Katz presented the results of the Alliance A021501 study (abstract 377), a randomized phase II trial which was conducted in patients with borderline resectable (by Intergroup Definition) pancreatic adenocarcinoma. There were 126 patients who enrolled in the study. They were randomly assigned, initially to modified FOLFIRINOX x 8 or mFOLFIRINOX x 7, followed by stereotactic body radiation S(BRT), surgical resection. The mFOLFIRINOX/SBRT arm did not meet the prespecified benchmark for efficacy R0, whereas the mFOLFIRINOX arm did. Moreover, survival and disease-free survival favored the FOLFIRINOX arm as well. Therefore, FOLFIRINOX will represent the reference standard neoadjuvant therapy in the Intergroup for borderline resectable pancreatic adenocarcinoma. However, this still does not represent the last word in the management of this patient population, as it may be argued that perhaps a longer course of radiation with concurrent capecitabine may be more effective than SBRT for neoadjuvant therapy, in particular with regards to resection margin. 

As always, my attention also went to some potential new therapeutic directions in the treatment of advanced diseases. The area of almost perpetual interest is the evaluation of immunotherapy in patients with advanced metastatic microsatellite stable colorectal cancer. Several studies focused on continued PD1/PDL-1 inhibitors with antiEGFR antagonists (Lee, abstract 7; Van Der Eynde, abstract 80); and antiVEGF therapy (Bocobo, abstract 77; Gomez-Roca, abstract 94), with modest effect including response rates about 10%.

In addition, on the heels of the IMBrave 150 study (Finn et al, N Engl J Med 2020; 382: 1894-1905) that demonstrated the superiority of atezolizumab and bevacizumab over the prior standard of sorafenib, there was some discussion and initial reports exploring potential second line approaches in this setting.
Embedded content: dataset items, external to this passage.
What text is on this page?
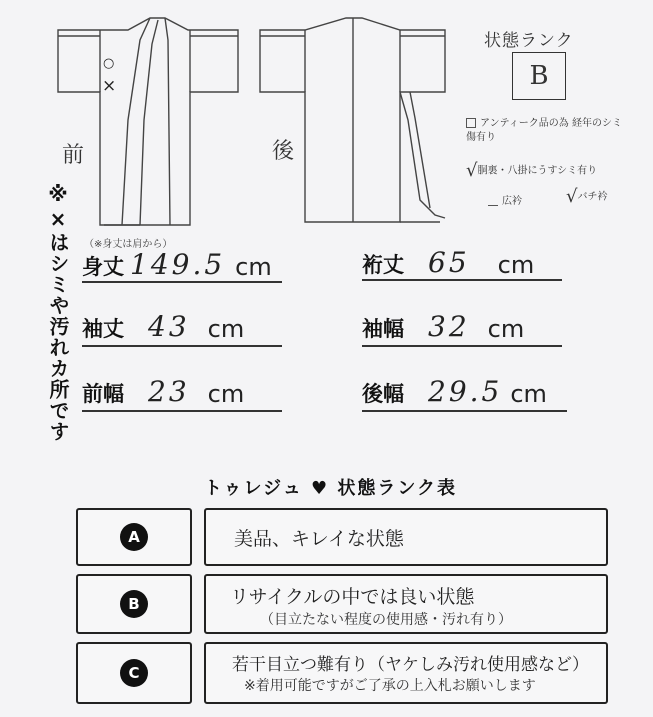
○
×
前	後
状態ランク
B
アンティーク品の為 経年のシミ傷有り
√胴裏・八掛にうすシミ有り
広衿 √バチ衿
※×はシミや汚れカ所です	（※身丈は肩から）
身丈 149.5 cm	裄丈 65 cm
袖丈 43 cm	袖幅 32 cm
前幅 23 cm	後幅 29.5 cm
トゥレジュ ♥ 状態ランク表
A	美品、キレイな状態
B	リサイクルの中では良い状態
（目立たない程度の使用感・汚れ有り）
C	若干目立つ難有り（ヤケしみ汚れ使用感など）
※着用可能ですがご了承の上入札お願いします
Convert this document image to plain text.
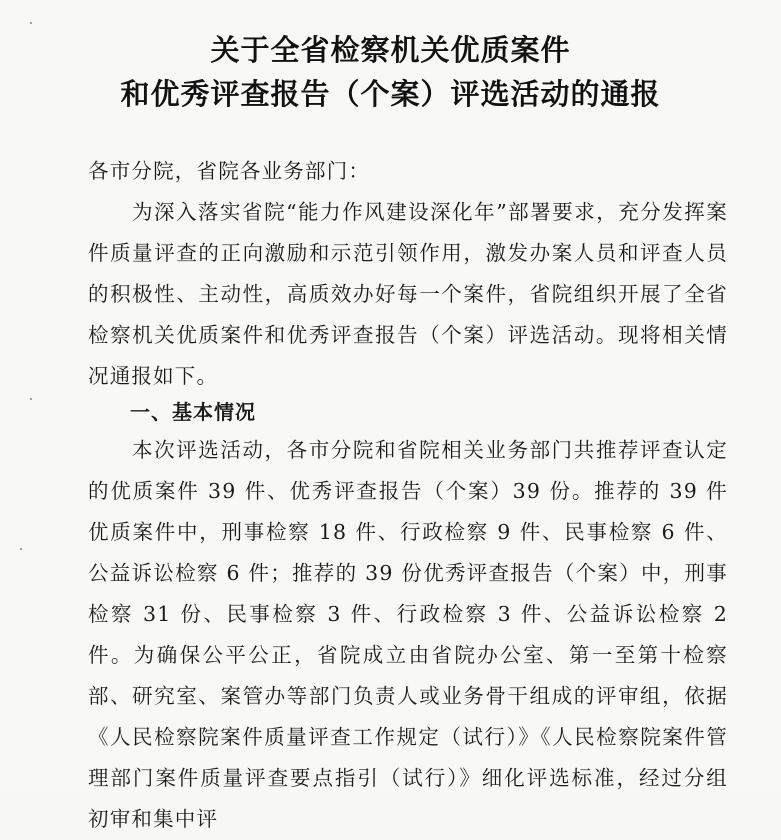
关于全省检察机关优质案件
和优秀评查报告（个案）评选活动的通报
各市分院，省院各业务部门：
为深入落实省院“能力作风建设深化年”部署要求，充分发挥案件质量评查的正向激励和示范引领作用，激发办案人员和评查人员的积极性、主动性，高质效办好每一个案件，省院组织开展了全省检察机关优质案件和优秀评查报告（个案）评选活动。现将相关情况通报如下。
一、基本情况
本次评选活动，各市分院和省院相关业务部门共推荐评查认定的优质案件 39 件、优秀评查报告（个案）39 份。推荐的 39 件优质案件中，刑事检察 18 件、行政检察 9 件、民事检察 6 件、公益诉讼检察 6 件；推荐的 39 份优秀评查报告（个案）中，刑事检察 31 份、民事检察 3 件、行政检察 3 件、公益诉讼检察 2 件。为确保公平公正，省院成立由省院办公室、第一至第十检察部、研究室、案管办等部门负责人或业务骨干组成的评审组，依据《人民检察院案件质量评查工作规定（试行）》《人民检察院案件管理部门案件质量评查要点指引（试行）》细化评选标准，经过分组初审和集中评
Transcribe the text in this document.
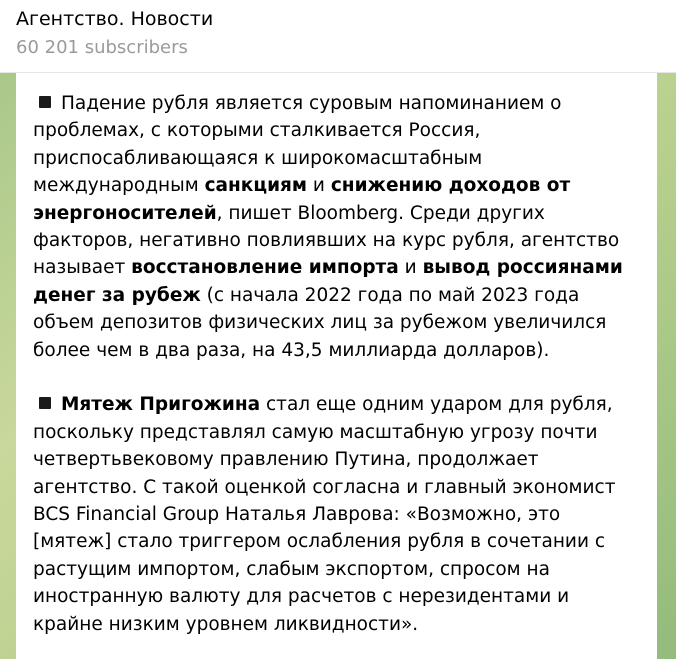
Агентство. Новости
60 201 subscribers

Падение рубля является суровым напоминанием о проблемах, с которыми сталкивается Россия, приспосабливающаяся к широкомасштабным международным санкциям и снижению доходов от энергоносителей, пишет Bloomberg. Среди других факторов, негативно повлиявших на курс рубля, агентство называет восстановление импорта и вывод россиянами денег за рубеж (с начала 2022 года по май 2023 года объем депозитов физических лиц за рубежом увеличился более чем в два раза, на 43,5 миллиарда долларов).

Мятеж Пригожина стал еще одним ударом для рубля, поскольку представлял самую масштабную угрозу почти четвертьвековому правлению Путина, продолжает агентство. С такой оценкой согласна и главный экономист BCS Financial Group Наталья Лаврова: «Возможно, это [мятеж] стало триггером ослабления рубля в сочетании с растущим импортом, слабым экспортом, спросом на иностранную валюту для расчетов с нерезидентами и крайне низким уровнем ликвидности».
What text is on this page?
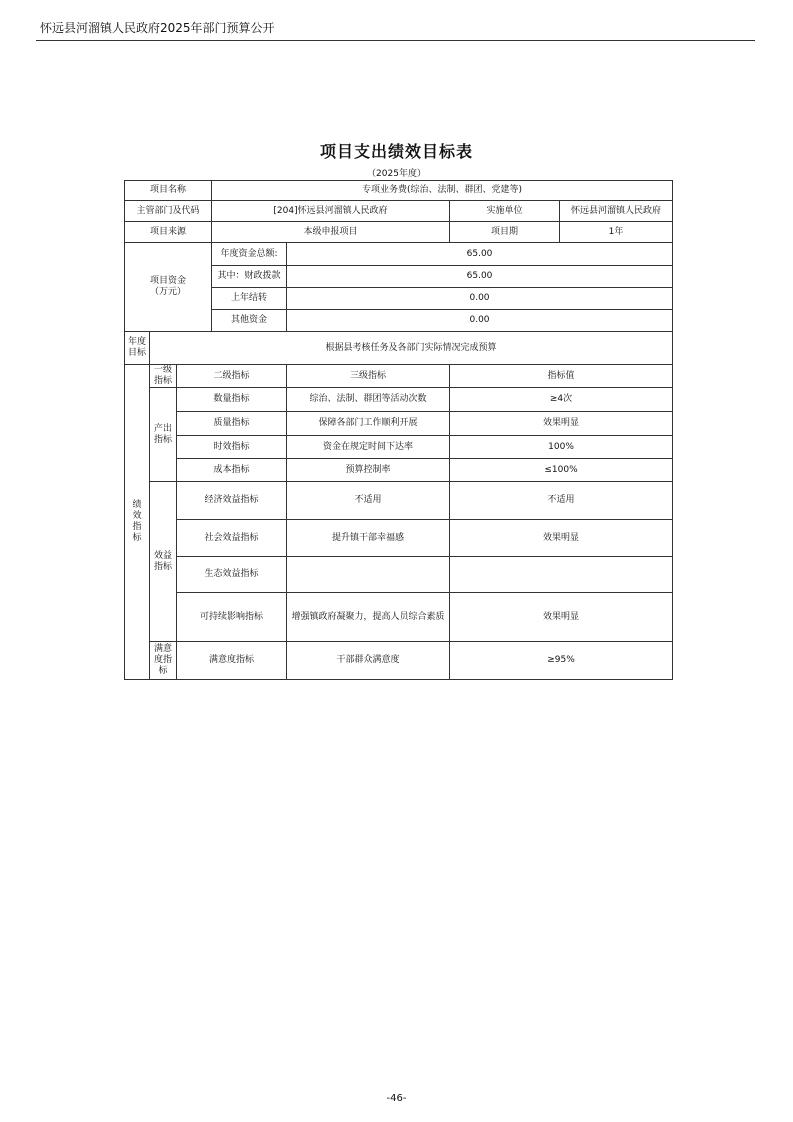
怀远县河溜镇人民政府2025年部门预算公开
项目支出绩效目标表
（2025年度）
项目名称			专项业务费(综治、法制、群团、党建等)			
主管部门及代码			[204]怀远县河溜镇人民政府		实施单位	怀远县河溜镇人民政府
项目来源			本级申报项目		项目期	1年

项目资金
（万元）			年度资金总额:	65.00		
			其中：财政拨款	65.00		
			上年结转	0.00		
			其他资金	0.00		

年度
目标	根据县考核任务及各部门实际情况完成预算					

绩效指标	一级指标	二级指标		三级指标	指标值	

	产出指标	数量指标		综治、法制、群团等活动次数	≥4次	
		质量指标		保障各部门工作顺利开展	效果明显	
		时效指标		资金在规定时间下达率	100%	
		成本指标		预算控制率	≤100%	

	效益指标	经济效益指标		不适用	不适用	
		社会效益指标		提升镇干部幸福感	效果明显	
		生态效益指标				
		可持续影响指标		增强镇政府凝聚力，提高人员综合素质	效果明显	
	满意度指标	满意度指标		干部群众满意度	≥95%	
-46-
These included a retrospective evaluation of the addition of the antiCTLA4 inhibitor ipilimumab from Hong Kong, (Wong, abstract 330), with a response rate of 16% in 25 patients. 
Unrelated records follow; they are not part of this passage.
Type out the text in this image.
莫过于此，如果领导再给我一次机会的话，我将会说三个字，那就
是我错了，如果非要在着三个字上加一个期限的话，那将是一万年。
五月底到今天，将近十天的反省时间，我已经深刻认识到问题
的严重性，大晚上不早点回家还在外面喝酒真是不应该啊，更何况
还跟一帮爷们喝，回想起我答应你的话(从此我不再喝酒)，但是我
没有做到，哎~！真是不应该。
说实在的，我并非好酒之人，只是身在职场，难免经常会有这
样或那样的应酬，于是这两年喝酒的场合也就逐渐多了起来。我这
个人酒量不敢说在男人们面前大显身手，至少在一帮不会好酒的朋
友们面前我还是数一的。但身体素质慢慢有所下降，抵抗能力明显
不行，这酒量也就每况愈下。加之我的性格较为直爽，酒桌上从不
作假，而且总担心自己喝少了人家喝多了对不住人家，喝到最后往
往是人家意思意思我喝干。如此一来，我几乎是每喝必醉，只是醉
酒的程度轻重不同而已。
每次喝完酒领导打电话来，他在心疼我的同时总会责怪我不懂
Perhaps the most exciting presentation at the GI Cancer Symposium was Wainberg’s reports on the “FIGHT” study (abstract 160), evaluating bemarituzumab, a monoclonal antibody targeting FGFR2b, in metastatic gastric and gastroesophageal adenocarcinoma. They noted that about 30% of patients screened for the study had FGFR2b overexpression by immunohistochemistry, and were therefore eligible for the FIGHT study, which was conducted in the first line setting. There were 155 patients with advanced gastric/GEJ who were randomly assigned to FOLFOX with or without bemarituzumab. The combination demonstrated increased progression-free survival (median 9.5 months versus 7.4 months with FOLFOX alone, hazard ratio 0.68), survival (HR 0.58, but median follow up was only 10.9 months), and objective response rate (53% versus 40%). As a new therapeutic approach, attention was also paid to toxicities, which included grade 3 stomatitis (9.2% versus 1.5%), and corneal toxicities (23.7%, generally mild). These intriguing results will lead to a phase 3 study, and point to intriguing new avenues of exploration in the increasingly segmented area of gastroesophageal adenocarcinomas.

While the 2021 GI Cancer Symposium experience was a marked improvement over the 2020 ASCO Annual Meeting, I think I speak for many when I say we yearn for the return of in-person meetings, which allowed for greater interaction and discussion of data, which accelerates the understanding and absorption of data. Nonetheless, what I discussed here is only the tip of the iceberg, and there was plenty more new and exciting information to whet our appetite for further advances that lie ahead.

Jimmy Hwang, MD FACP is a chief of GI Medical Oncology at Levine Cancer Institute, Atrium Health in Charlotte, North Carolina.